Die soziale Auswahl ist nicht grob fehlerhaft gem. § 1 Abs. 5 S. 1 und Abs. 3 KSchG.

a)

Die Beklagte hat trotz der Privilegierung in § 1 Abs. 5 KSchG und der Überprüfung der Sozialauswahl nur auf grobe Fehlerhaftigkeit ordnungsgemäß Auskunft über die Kriterien zu geben. nach denen die Sozialauswahl durchgeführt worden ist.
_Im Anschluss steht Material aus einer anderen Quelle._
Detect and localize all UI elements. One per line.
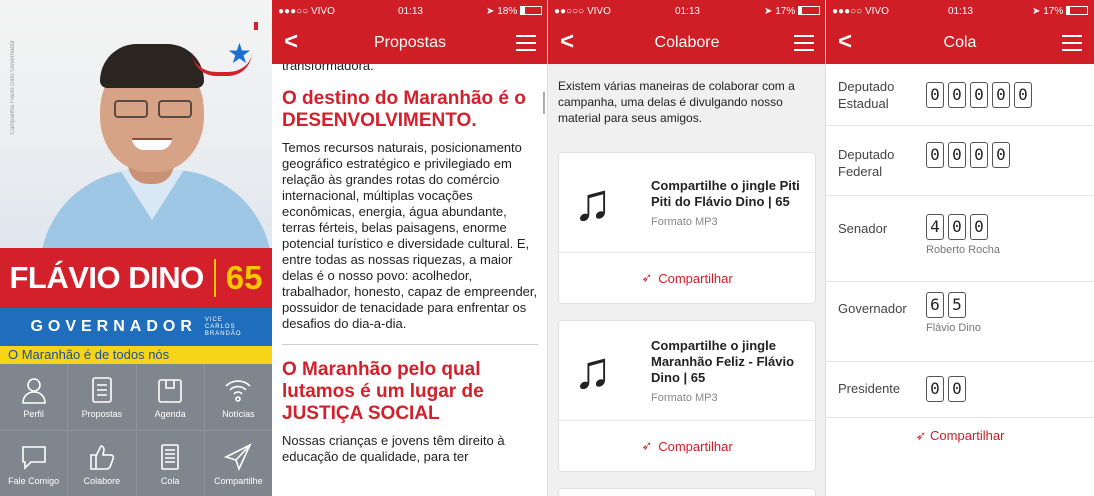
jingle-title: Compartilhe o jingle Piti Piti do Flávio… bbox=[651, 177, 800, 209]
cola-screen: ●●●○○ VIVO 01:13 ➤ 17% < Cola Deputado E… bbox=[826, 0, 1094, 496]
share-button[interactable]: ➶ Compartilhar bbox=[559, 253, 815, 303]
music-note-icon: ♫ bbox=[573, 341, 612, 400]
intro-text: Existem várias maneiras de colaborar com… bbox=[558, 79, 795, 125]
number-input[interactable]: 6 5 bbox=[926, 292, 966, 318]
divider bbox=[282, 344, 538, 345]
office-label: Presidente bbox=[838, 381, 901, 396]
battery: ➤ 17% bbox=[764, 6, 820, 17]
ballot-row: Deputado Estadual 0 0 0 0 0 bbox=[826, 64, 1094, 126]
menu-cola[interactable]: Cola bbox=[136, 431, 204, 496]
section-paragraph: Nossas crianças e jovens têm direito à e… bbox=[282, 433, 505, 464]
office-banner: GOVERNADOR VICE CARLOS BRANDÃO bbox=[0, 308, 272, 346]
ballot-row: Governador 6 5 Flávio Dino bbox=[826, 282, 1094, 362]
jingle-format: Formato MP3 bbox=[651, 391, 718, 404]
candidate-banner: FLÁVIO DINO 65 bbox=[0, 248, 272, 308]
clock: 01:13 bbox=[674, 5, 700, 17]
section-heading: O Maranhão pelo qual lutamos é um lugar … bbox=[282, 359, 484, 424]
slogan: O Maranhão é de todos nós bbox=[0, 346, 272, 364]
colabore-screen: ●●○○○ VIVO 01:13 ➤ 17% < Colabore Existe… bbox=[548, 0, 826, 496]
calendar-icon bbox=[158, 379, 182, 403]
candidate-name: Flávio Dino bbox=[926, 322, 982, 334]
clock: 01:13 bbox=[397, 5, 423, 17]
back-icon[interactable]: < bbox=[838, 30, 852, 54]
battery: ➤ 17% bbox=[1032, 6, 1088, 17]
person-icon bbox=[21, 378, 46, 404]
thumbs-up-icon bbox=[90, 445, 115, 470]
vice-label: VICE CARLOS BRANDÃO bbox=[204, 316, 242, 337]
section-heading: O destino do Maranhão é o DESENVOLVIMENT… bbox=[282, 88, 526, 131]
candidate-name: FLÁVIO DINO bbox=[9, 260, 205, 295]
number-input[interactable]: 4 0 0 bbox=[926, 214, 988, 240]
propostas-screen: ●●●○○ VIVO 01:13 ➤ 18% < Propostas trans… bbox=[272, 0, 548, 496]
menu-propostas[interactable]: Propostas bbox=[68, 364, 136, 430]
battery-icon bbox=[520, 6, 542, 16]
number-input[interactable]: 0 0 0 0 bbox=[926, 142, 1010, 168]
star-icon: ★ bbox=[226, 38, 252, 69]
jingle-card: ♫ Compartilhe o jingle Piti Piti do Fláv… bbox=[558, 152, 816, 304]
candidate-photo: Campanha Flávio Dino Governador ★ bbox=[0, 0, 272, 250]
battery-icon bbox=[1066, 6, 1088, 16]
clock: 01:13 bbox=[947, 5, 973, 17]
text-fragment: transformadora. bbox=[282, 64, 374, 73]
menu-fale-comigo[interactable]: Fale Comigo bbox=[0, 431, 68, 496]
document-icon bbox=[92, 377, 112, 403]
battery-icon bbox=[798, 6, 820, 16]
jingle-title: Compartilhe o jingle Maranhão Feliz - Fl… bbox=[651, 337, 795, 385]
office-label: Senador bbox=[838, 221, 888, 236]
back-icon[interactable]: < bbox=[560, 30, 574, 54]
menu-colabore[interactable]: Colabore bbox=[68, 431, 136, 496]
music-note-icon: ♫ bbox=[573, 173, 612, 232]
wifi-icon bbox=[225, 380, 251, 402]
menu-noticias[interactable]: Notícias bbox=[204, 364, 272, 430]
send-icon: ➶ bbox=[641, 270, 653, 285]
propostas-content[interactable]: transformadora. O destino do Maranhão é … bbox=[272, 64, 548, 496]
office-label: GOVERNADOR bbox=[30, 318, 197, 335]
jingle-card: ♫ Compartilhe o jingle Maranhão Feliz - … bbox=[558, 320, 816, 472]
list-icon bbox=[161, 444, 179, 470]
scrollbar[interactable] bbox=[543, 92, 545, 114]
page-title: Colabore bbox=[654, 34, 720, 51]
office-label: Governador bbox=[838, 301, 907, 316]
send-icon: ➶ bbox=[641, 438, 653, 453]
carrier: ●●○○○ VIVO bbox=[554, 5, 611, 17]
jingle-card bbox=[558, 488, 816, 496]
hamburger-menu-icon[interactable] bbox=[794, 35, 814, 51]
ballot-row: Deputado Federal 0 0 0 0 bbox=[826, 126, 1094, 196]
status-bar: ●●●○○ VIVO 01:13 ➤ 18% bbox=[272, 0, 548, 22]
candidate-number: 65 bbox=[225, 259, 263, 296]
carrier: ●●●○○ VIVO bbox=[278, 5, 335, 17]
number-input[interactable]: 0 0 bbox=[926, 376, 966, 402]
ballot-row: Presidente 0 0 bbox=[826, 362, 1094, 418]
nav-bar: < Cola bbox=[826, 22, 1094, 64]
jingle-format: Formato MP3 bbox=[651, 215, 718, 228]
office-label: Deputado Estadual bbox=[838, 79, 895, 111]
nav-bar: < Propostas bbox=[272, 22, 548, 64]
carrier: ●●●○○ VIVO bbox=[832, 5, 889, 17]
number-input[interactable]: 0 0 0 0 0 bbox=[926, 82, 1032, 108]
ballot-row: Senador 4 0 0 Roberto Rocha bbox=[826, 196, 1094, 282]
battery: ➤ 18% bbox=[486, 6, 542, 17]
vertical-note: Campanha Flávio Dino Governador bbox=[10, 40, 16, 135]
share-button[interactable]: ➶ Compartilhar bbox=[826, 428, 1094, 444]
menu-perfil[interactable]: Perfil bbox=[0, 364, 68, 430]
back-icon[interactable]: < bbox=[284, 30, 298, 54]
office-label: Deputado Federal bbox=[838, 147, 895, 179]
status-bar: ●●○○○ VIVO 01:13 ➤ 17% bbox=[548, 0, 826, 22]
menu-agenda[interactable]: Agenda bbox=[136, 364, 204, 430]
share-button[interactable]: ➶ Compartilhar bbox=[559, 421, 815, 471]
hamburger-menu-icon[interactable] bbox=[1062, 35, 1082, 51]
page-title: Cola bbox=[943, 34, 977, 51]
menu-compartilhe[interactable]: Compartilhe bbox=[204, 431, 272, 496]
candidate-name: Roberto Rocha bbox=[926, 244, 1000, 256]
page-title: Propostas bbox=[373, 34, 447, 51]
send-icon: ➶ bbox=[915, 428, 927, 443]
chat-icon bbox=[21, 446, 46, 470]
home-menu-grid: Perfil Propostas Agenda Notícias Fale Co… bbox=[0, 364, 272, 496]
home-screen: Campanha Flávio Dino Governador ★ FLÁVIO… bbox=[0, 0, 272, 496]
nav-bar: < Colabore bbox=[548, 22, 826, 64]
hamburger-menu-icon[interactable] bbox=[516, 35, 536, 51]
status-bar: ●●●○○ VIVO 01:13 ➤ 17% bbox=[826, 0, 1094, 22]
section-paragraph: Temos recursos naturais, posicionamento … bbox=[282, 140, 538, 331]
send-icon bbox=[224, 443, 253, 472]
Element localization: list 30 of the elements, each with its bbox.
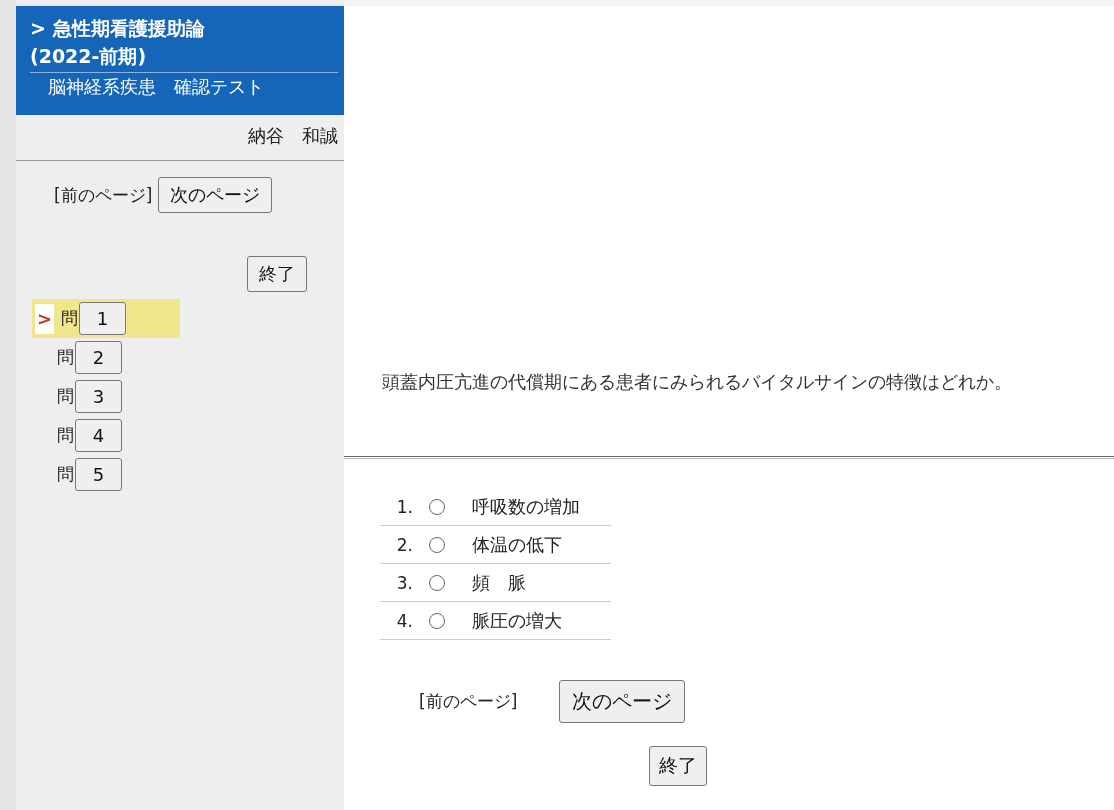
question-label: 問: [57, 385, 74, 408]
choice-number: 1.: [395, 496, 413, 517]
question-label: 問: [57, 463, 74, 486]
end-button[interactable]: 終了: [247, 256, 307, 292]
question-number-button[interactable]: 5: [75, 458, 122, 491]
user-name: 納谷 和誠: [16, 115, 344, 161]
choice-number: 3.: [395, 572, 413, 593]
next-page-button[interactable]: 次のページ: [559, 680, 686, 723]
question-number-button[interactable]: 2: [75, 341, 122, 374]
choice-text: 呼吸数の増加: [472, 494, 580, 519]
end-button[interactable]: 終了: [649, 746, 707, 786]
choice-text: 頻 脈: [472, 570, 526, 595]
choice-text: 脈圧の増大: [472, 608, 562, 633]
current-marker: >: [35, 303, 55, 334]
previous-page-label: [前のページ]: [419, 690, 518, 713]
question-number-button[interactable]: 1: [79, 302, 127, 335]
choice-number: 4.: [395, 610, 413, 631]
question-number-button[interactable]: 3: [75, 380, 122, 413]
course-title: (2022-前期): [30, 44, 148, 69]
course-title: > 急性期看護援助論: [30, 16, 206, 41]
previous-page-label: [前のページ]: [54, 183, 153, 207]
question-label: 問: [57, 424, 74, 447]
question-number-button[interactable]: 4: [75, 419, 122, 452]
question-text: 頭蓋内圧亢進の代償期にある患者にみられるバイタルサインの特徴はどれか。: [381, 370, 1013, 394]
test-subtitle: 脳神経系疾患 確認テスト: [47, 75, 265, 99]
choice-text: 体温の低下: [472, 532, 562, 557]
question-label: 問: [61, 307, 79, 330]
choice-number: 2.: [395, 534, 413, 555]
next-page-button[interactable]: 次のページ: [158, 177, 273, 213]
question-label: 問: [57, 346, 74, 369]
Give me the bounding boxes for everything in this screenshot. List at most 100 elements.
Dem ist sie bereits mit ihrer Klageerwiderung, der Darstellung der Vergleichsgruppen und dem Hinweis darauf, dass alle Arbeitnehmer der Vergleichsgruppe "Anlerntätigkeit" entlassen worden sind, nachgekommen.

b)

Soweit das erstinstanzliche Urteil die Sozialauswahl unter Hinweis auf den Arbeitnehmer B. als fehlerhaft angesehen hat, beruht dies auf einem Versehen, was bei der Vielzahl von parallel gelagerten Verfahren im Rahmen einer Massenentlassung schon einmal vorkommen kann.

c)

Soweit es die Arbeitnehmer H. und S. anbelangt, die der Kläger besonders als vergleichbare und weniger sozial schutzwürdige Arbeitnehmer im Rahmen der Sozialauswahl heranzieht, ist die Sozialauswahl jedenfalls nicht grob fehlerhaft.

aa)

Der Arbeitnehmer H. gehört einer anderen Vergleichsgruppe an und ist deutlich höherwertig in dem tarifvertraglichen Vergütungssystem eingruppiert worden. Der Unterschied von drei Vergütungsgruppen (E3 für den Kläger. E6 für den Arbeitnehmer H.) lässt eine Vergleichbarkeit entfallen, jedenfalls ist es nicht grob fehlerhaft, eine fehlende Vergleichbarkeit anzunehmen.

bb)

Gleiche Erwägungen gelten für den Arbeitnehmer S., der als Anlagenführer ebenfalls einer anderen Vergleichsgruppe zugehörig ist und immerhin eine Vergütungsgruppe höher eingruppiert ist (E4 anstatt E3). Von einer groben Verkennung der Prinzipien einer Sozialauswahl kann nicht einmal ansatzweise die Rede sein.

II.

Die streitgegenständliche Kündigung ist auch nicht gem. § 102 Abs. 1 S. 3 BetrVG rechtsunwirksam. Insbesondere ist das Anhörungsschreiben vom 24.07.2013, welches eine vollständige und ordnungsgemäße Information des Betriebsrates enthält, diesem Gremium auch am selben Tage zugegangen, so dass bei Ausspruch der Kündigung die Stellungnahmefrist von einer Woche gem. § 102 Abs. 3 S. 1 BetrVG abgelaufen war. Wegen der urlaubsbedingten Abwesenheit des Betriebsratsvorsitzenden und seines Stellvertreters durfte das Betriebsratsmitglied Frank Bittner die Anhörung zur Kündigung mit Wirkung für und gegen den Betriebsrat entgegennehmen.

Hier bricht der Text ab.